Unfortunately, organizations and non-lawyers aren’t always able to easily tell when a lawyer doesn’t really know what he or she is doing either generally or on a particular matter. There may be a sense of unease about the advice but for non-lawyers to objectively assess a lawyer’s skills is difficult. The situation is made worse by the fact lawyers often have differing opinions about how best to solve a problem and it’s difficult to say which is correct. Finally, organizations should never confuse advice they don’t like with bad advice — it’s often a lawyer’s job to deliver bad news.
There are several things that organizations can do to increase the chances that the organization’s legal hire is a good one:
Use a recruiter with a significant legal practice or one that exclusively recruits lawyers
Organizations often use executive recruiters to recruit for senior legal roles.

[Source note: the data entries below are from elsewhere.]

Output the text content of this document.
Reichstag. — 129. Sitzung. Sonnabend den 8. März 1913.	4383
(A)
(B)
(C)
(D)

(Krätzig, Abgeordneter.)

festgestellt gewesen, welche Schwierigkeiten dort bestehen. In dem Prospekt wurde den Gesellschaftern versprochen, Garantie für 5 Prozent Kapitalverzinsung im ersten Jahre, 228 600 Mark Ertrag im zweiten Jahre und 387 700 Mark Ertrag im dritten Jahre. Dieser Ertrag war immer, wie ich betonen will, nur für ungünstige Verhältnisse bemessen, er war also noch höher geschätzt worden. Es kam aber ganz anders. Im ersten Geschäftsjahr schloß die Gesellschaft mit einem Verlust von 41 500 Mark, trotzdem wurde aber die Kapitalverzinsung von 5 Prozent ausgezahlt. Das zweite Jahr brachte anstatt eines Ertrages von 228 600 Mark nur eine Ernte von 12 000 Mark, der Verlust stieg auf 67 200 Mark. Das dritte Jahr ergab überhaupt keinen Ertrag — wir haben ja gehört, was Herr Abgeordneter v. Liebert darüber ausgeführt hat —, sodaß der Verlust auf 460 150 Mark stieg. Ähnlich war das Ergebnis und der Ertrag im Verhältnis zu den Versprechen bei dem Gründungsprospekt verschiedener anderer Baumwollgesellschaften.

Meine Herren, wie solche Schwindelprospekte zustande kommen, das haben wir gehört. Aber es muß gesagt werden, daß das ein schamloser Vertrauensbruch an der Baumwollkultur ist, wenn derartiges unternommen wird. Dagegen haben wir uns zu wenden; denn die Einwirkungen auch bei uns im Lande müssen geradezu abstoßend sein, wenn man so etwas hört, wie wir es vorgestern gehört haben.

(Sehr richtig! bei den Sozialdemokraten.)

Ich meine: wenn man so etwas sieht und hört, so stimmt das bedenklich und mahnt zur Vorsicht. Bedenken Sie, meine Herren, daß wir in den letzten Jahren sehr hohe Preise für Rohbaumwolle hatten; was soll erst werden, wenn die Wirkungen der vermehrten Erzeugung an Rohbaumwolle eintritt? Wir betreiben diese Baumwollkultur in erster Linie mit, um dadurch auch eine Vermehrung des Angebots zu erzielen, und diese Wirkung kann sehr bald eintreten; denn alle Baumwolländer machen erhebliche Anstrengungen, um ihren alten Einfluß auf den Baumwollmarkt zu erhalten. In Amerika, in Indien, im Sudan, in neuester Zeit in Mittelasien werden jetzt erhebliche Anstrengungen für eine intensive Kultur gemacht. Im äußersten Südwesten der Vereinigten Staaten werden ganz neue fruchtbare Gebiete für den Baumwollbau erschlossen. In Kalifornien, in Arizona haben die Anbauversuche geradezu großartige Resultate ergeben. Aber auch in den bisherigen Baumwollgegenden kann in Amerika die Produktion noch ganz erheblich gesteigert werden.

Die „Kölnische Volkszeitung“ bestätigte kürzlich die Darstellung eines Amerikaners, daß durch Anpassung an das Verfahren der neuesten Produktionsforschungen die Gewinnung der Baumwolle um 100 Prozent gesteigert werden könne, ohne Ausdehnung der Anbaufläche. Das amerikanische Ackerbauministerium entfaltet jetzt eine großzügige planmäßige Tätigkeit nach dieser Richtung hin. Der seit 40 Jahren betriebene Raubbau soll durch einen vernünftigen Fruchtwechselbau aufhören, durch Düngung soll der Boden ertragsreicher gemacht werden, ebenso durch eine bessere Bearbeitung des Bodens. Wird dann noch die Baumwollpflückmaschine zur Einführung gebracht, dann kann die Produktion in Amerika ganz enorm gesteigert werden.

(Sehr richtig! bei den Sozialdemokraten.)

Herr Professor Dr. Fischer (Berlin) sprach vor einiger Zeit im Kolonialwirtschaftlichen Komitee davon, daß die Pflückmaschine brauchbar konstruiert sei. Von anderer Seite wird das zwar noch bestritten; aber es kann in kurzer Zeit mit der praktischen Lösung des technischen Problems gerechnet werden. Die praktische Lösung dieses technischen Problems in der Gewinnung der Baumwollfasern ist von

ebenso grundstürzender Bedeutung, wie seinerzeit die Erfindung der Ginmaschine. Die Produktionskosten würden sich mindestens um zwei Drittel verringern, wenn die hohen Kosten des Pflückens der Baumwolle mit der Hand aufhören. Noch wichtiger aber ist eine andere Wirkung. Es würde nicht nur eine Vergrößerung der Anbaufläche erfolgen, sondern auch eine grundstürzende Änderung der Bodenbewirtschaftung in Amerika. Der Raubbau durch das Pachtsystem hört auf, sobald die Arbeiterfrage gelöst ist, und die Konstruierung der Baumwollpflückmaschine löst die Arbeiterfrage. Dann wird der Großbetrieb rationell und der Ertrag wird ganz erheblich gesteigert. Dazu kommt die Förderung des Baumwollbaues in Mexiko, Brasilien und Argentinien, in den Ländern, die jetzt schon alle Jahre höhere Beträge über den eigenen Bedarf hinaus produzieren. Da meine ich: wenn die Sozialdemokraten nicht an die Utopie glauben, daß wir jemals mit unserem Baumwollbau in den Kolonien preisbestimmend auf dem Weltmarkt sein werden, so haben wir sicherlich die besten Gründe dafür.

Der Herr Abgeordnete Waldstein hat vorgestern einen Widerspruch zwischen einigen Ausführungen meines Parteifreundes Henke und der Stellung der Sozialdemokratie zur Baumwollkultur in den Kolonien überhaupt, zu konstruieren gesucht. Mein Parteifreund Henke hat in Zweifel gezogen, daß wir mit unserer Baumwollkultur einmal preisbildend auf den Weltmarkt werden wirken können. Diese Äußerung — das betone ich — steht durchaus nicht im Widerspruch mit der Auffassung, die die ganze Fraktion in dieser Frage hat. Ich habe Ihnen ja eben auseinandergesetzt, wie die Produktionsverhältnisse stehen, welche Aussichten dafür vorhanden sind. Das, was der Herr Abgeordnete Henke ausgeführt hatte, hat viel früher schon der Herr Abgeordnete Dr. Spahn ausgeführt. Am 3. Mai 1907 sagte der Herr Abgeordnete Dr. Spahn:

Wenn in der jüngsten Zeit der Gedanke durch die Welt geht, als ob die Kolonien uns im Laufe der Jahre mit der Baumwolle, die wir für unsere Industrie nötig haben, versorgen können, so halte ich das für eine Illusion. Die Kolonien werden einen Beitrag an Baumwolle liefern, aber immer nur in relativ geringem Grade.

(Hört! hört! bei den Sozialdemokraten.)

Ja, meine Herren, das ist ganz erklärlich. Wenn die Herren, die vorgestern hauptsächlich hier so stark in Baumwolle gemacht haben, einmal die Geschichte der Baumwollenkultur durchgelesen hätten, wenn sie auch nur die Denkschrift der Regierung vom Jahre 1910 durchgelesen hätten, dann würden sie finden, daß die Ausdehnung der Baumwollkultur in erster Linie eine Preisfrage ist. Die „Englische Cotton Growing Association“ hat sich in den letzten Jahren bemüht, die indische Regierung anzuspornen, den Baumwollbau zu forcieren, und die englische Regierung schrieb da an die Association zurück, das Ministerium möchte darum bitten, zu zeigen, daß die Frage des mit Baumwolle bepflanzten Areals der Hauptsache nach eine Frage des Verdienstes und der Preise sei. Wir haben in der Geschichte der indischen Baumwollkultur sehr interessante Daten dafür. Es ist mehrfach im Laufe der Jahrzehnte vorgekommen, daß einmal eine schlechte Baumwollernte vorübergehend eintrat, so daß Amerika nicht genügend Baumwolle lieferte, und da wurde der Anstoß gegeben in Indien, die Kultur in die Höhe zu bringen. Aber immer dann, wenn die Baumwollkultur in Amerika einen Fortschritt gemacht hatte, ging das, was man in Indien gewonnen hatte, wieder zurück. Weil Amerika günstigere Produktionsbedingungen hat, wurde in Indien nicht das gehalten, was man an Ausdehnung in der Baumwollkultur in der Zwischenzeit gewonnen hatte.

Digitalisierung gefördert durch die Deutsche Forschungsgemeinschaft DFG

My observation is those without expertise in hiring lawyers let the client down in several ways. The job posting or description is inaccurate, doesn’t capture what the position really entails, and may not entice the right candidate. The interview questions focus on soft skills, and don’t get at the technical legal skill set. Junior administrative personnel are often retained to conduct reference checks and they may be poorly equipped to ask questions or probe and assess responses about technical legal skills.
Recruiters that have lawyers as part of the team will be able to offer better assessment services but even then, unless the lawyer has been in-house or has worked closely with in-house lawyers, there may not be an adequate understanding of the in-house role. Before hiring a search firm to recruit and hire in-house lawyers, make sure you understand the scope of their legal practice and the expertise of the staff working on recruitment. Ask them how they assess the technical legal skills of an incoming lawyer.
Ensure reference sources include other lawyers
Other lawyers usually assess a lawyer’s capability during the course of a matter in which both are working. However, lawyers usually give each other the benefit of the doubt, constrained as we are by the limits of our own expertise, and bound as we are by a sense of professional responsibility, collegiality, and rules of professional conduct — such as Rule 6.03(1) of the Rules of Professional Conduct of the Law Society of Upper Canada, which bids us to “avoid ill-considered or uninformed criticism of the competence, conduct, advice, or charges of other legal practitioners.”
Despite this, no in-house lawyer should be hired without references from a person capable of assessing the lawyer’s legal skills and lawyers who have worked with the candidate are the best source. Don’t exclude outside counsel who have worked with the candidate as they may be an excellent source of information and are often uniquely positioned to assess their capability.
Design and administer ways to evaluate technical legal skill
There will be a hue and cry from my in-house counterparts on this one, but tests are an excellent way of assessing technical skill.
One large Canadian employer had (and may still have) a practice of setting an exam for candidates. The exam included a sample agreement and a couple of scenario questions. The sample agreement was one used by the employer and the candidate was asked to assess and revise the agreement and also describe the advice the candidate would give to the organization about it. This tested both the technical legal skill and the ability to translate that in the business context. If this practice is adopted, the answers should be assessed by a lawyer and a businessperson to determine both the soundness of the legal analysis and test if the lawyer is able to communicate effectively to non-lawyers.
If lawyers are available to be on the interview panel, asking technical legal questions is also valuable. If there are no in-house lawyers, engaging outside counsel familiar with the organization’s business to participate in the interview and assessment process is money well spent.
Does the candidate know what he doesn’t know?
It’s important to be sure the technical legal skills assessed are the primary skills required for the role. Chief legal officers encounter issues in many areas of the law, particularly in more complex organizations, and no one person can be an expert in all things. It is particularly important those is general legal roles are able to identify what they don’t know and be comfortable saying they don’t know. This is an area that should be probed during the interview process.
Make the investment to properly assess
In-house lawyers play a crucial role in any organization. They are typically well paid and their expert advice can lead an organization through crises, help that same organization dramatically minimize risk, and support the organization to enter into partnerships, deals, and transactions with huge benefits. It is worthwhile to invest in designing a hiring process to ensure the organization hires the best lawyer for the job and this cannot be done without a thorough assessment of the lawyer’s technical skills.